Regardless of how “antiquated” the system is, how is it possible that management has no idea the day or week of the inspection that the employee is not actually even at work, but is on vacation? What have all of the signal inspectors been up to when they are supposedly at work? Do they have a secret “man cave” filled with pool tables, leather couches, coke machines and dial-in pizza? How will the union defend these guys?
Now, I have nothing to do with New York, subways or even unions at the moment, but this article struck me as a perverse parody of what we expect from society and how we have come to place so many rules and requirements around safety without an adequate consideration of the actual risk or how the standards are going to be maintained.
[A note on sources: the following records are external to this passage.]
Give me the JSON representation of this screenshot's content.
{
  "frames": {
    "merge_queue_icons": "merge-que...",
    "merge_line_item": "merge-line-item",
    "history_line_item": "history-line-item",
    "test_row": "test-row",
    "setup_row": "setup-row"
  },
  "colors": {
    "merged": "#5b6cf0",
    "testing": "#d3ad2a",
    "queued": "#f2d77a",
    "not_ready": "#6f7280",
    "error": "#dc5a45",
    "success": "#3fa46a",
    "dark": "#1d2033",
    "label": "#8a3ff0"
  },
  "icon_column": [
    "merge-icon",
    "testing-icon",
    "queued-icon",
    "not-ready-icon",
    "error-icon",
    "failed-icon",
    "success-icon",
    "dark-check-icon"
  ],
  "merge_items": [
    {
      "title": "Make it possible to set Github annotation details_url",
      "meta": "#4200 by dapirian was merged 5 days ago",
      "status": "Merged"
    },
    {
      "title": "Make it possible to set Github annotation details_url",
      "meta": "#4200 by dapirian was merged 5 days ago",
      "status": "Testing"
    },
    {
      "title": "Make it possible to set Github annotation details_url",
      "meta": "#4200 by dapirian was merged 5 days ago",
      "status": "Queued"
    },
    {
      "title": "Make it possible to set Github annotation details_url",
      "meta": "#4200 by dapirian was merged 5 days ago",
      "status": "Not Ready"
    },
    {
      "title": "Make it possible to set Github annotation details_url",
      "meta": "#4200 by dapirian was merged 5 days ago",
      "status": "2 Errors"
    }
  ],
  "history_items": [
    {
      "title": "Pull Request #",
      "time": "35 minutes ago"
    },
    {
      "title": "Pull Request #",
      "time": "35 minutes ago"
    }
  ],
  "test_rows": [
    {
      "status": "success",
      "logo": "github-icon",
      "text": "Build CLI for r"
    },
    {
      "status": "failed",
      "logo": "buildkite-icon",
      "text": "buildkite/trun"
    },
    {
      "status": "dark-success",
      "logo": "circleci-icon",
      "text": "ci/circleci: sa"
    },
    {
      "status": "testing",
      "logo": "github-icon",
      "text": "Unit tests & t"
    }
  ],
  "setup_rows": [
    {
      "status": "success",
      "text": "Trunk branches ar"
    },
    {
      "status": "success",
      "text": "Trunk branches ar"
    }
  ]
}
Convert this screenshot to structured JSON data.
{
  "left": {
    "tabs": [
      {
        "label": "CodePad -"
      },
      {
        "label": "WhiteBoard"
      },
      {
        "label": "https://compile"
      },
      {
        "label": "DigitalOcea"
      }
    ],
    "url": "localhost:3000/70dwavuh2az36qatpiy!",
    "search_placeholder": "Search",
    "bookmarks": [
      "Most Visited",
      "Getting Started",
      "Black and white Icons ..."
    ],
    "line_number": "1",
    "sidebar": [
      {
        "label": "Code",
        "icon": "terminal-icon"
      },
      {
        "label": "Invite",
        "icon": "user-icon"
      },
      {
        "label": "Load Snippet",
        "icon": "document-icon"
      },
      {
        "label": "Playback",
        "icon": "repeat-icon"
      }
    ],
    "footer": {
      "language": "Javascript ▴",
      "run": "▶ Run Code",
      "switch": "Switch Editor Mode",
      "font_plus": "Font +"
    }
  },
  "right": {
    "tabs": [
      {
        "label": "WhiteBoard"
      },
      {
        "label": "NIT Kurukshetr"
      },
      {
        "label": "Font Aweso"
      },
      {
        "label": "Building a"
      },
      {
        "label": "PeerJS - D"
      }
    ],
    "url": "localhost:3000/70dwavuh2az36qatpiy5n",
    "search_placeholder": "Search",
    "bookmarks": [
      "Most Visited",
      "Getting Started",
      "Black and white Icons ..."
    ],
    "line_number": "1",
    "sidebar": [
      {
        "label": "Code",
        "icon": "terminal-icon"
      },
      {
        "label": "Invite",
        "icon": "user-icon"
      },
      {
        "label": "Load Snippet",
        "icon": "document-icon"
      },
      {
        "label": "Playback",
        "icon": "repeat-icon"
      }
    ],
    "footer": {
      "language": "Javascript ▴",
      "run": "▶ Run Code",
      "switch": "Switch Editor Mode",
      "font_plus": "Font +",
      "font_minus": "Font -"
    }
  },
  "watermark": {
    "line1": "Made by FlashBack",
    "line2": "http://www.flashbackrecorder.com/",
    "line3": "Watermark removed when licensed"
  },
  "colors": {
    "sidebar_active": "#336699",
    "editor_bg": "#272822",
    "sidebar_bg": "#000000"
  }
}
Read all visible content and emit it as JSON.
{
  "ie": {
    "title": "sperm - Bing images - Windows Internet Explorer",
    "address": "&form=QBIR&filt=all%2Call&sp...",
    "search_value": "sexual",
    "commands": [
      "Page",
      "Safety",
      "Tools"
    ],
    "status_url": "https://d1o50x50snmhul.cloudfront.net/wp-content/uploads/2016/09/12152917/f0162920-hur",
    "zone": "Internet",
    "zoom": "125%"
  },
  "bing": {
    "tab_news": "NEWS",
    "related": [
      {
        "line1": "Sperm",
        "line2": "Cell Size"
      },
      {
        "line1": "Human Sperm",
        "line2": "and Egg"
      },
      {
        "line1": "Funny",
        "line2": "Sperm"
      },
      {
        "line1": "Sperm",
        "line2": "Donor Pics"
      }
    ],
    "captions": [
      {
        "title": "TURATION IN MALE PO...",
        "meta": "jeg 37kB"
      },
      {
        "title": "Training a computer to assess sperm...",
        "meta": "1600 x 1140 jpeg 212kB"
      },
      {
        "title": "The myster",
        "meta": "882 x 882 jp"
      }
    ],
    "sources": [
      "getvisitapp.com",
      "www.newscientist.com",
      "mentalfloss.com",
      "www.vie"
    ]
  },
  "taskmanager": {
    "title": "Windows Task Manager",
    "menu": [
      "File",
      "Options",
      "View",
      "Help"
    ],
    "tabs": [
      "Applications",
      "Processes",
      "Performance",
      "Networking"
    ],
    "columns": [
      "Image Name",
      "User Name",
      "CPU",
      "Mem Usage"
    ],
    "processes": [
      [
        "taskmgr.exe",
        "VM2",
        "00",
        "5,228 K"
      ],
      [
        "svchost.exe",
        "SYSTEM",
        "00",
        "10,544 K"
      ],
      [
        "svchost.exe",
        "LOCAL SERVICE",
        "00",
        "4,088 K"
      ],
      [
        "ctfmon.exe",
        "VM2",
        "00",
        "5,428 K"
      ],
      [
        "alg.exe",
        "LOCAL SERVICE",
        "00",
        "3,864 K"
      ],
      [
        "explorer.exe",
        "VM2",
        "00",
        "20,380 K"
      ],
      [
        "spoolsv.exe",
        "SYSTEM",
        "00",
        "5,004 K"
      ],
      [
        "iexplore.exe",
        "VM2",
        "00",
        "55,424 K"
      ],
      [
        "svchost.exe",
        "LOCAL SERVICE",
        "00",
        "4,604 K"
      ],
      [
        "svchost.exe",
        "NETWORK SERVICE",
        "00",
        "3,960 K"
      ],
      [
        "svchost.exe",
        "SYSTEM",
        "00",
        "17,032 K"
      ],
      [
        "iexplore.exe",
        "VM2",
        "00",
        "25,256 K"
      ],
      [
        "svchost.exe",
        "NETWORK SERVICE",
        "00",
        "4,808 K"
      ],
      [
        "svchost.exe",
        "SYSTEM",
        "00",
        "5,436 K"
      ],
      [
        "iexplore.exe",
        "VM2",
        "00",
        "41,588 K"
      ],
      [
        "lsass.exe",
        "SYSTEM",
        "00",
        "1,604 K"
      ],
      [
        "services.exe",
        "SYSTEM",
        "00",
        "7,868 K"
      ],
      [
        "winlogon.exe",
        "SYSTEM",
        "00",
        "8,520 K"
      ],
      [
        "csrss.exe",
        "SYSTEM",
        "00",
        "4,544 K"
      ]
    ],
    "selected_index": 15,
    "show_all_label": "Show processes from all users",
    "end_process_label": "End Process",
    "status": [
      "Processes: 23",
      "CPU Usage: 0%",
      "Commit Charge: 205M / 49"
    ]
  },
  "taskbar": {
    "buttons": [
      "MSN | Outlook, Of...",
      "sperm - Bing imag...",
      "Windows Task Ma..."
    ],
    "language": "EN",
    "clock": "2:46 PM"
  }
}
We reasonably expect that signals on the train line we are riding are being checked, but perhaps the current inspection regime is too stringent, and experience tells these inspectors that the failure rate is low, or that the train drivers pick up on the signal failure in most cases, and report it for repairs. If there have been no serious accidents involving subway signal failure and these guys have been scamming the system for years, that tells you that something is wrong with the inspection system as designed. Perhaps there are ten times too many employees – that is possible in some unionized environments – and the inspections could be carried out at a lower frequency. Perhaps the increased inspections were used as a bargaining chip by the union against upgrading the safety systems, hence reducing employees – now that really backfired. Or perhaps it is actually impossible to meet the inspection targets set by management with the staffing available, so the employees decided that they would come up with the compromise.
Then again, perhaps these guys were just really lazy, cheating the system that, admittedly, has holes big enough to drive a subway train through. If someone died as a result of this failure to inspect, we’d likely find out all the statistics and new standards would be introduced – and as I’m sure you are aware, regulatory requirements rarely retreat.
With a threat of criminal legal action on the employees and supervisors, against a practice that seems to have been a conspiracy for many years, even before the introduction of the barcodes, one has to wonder what else in our cities and safety systems is being compromised by lax management and corrupt, lazy practices?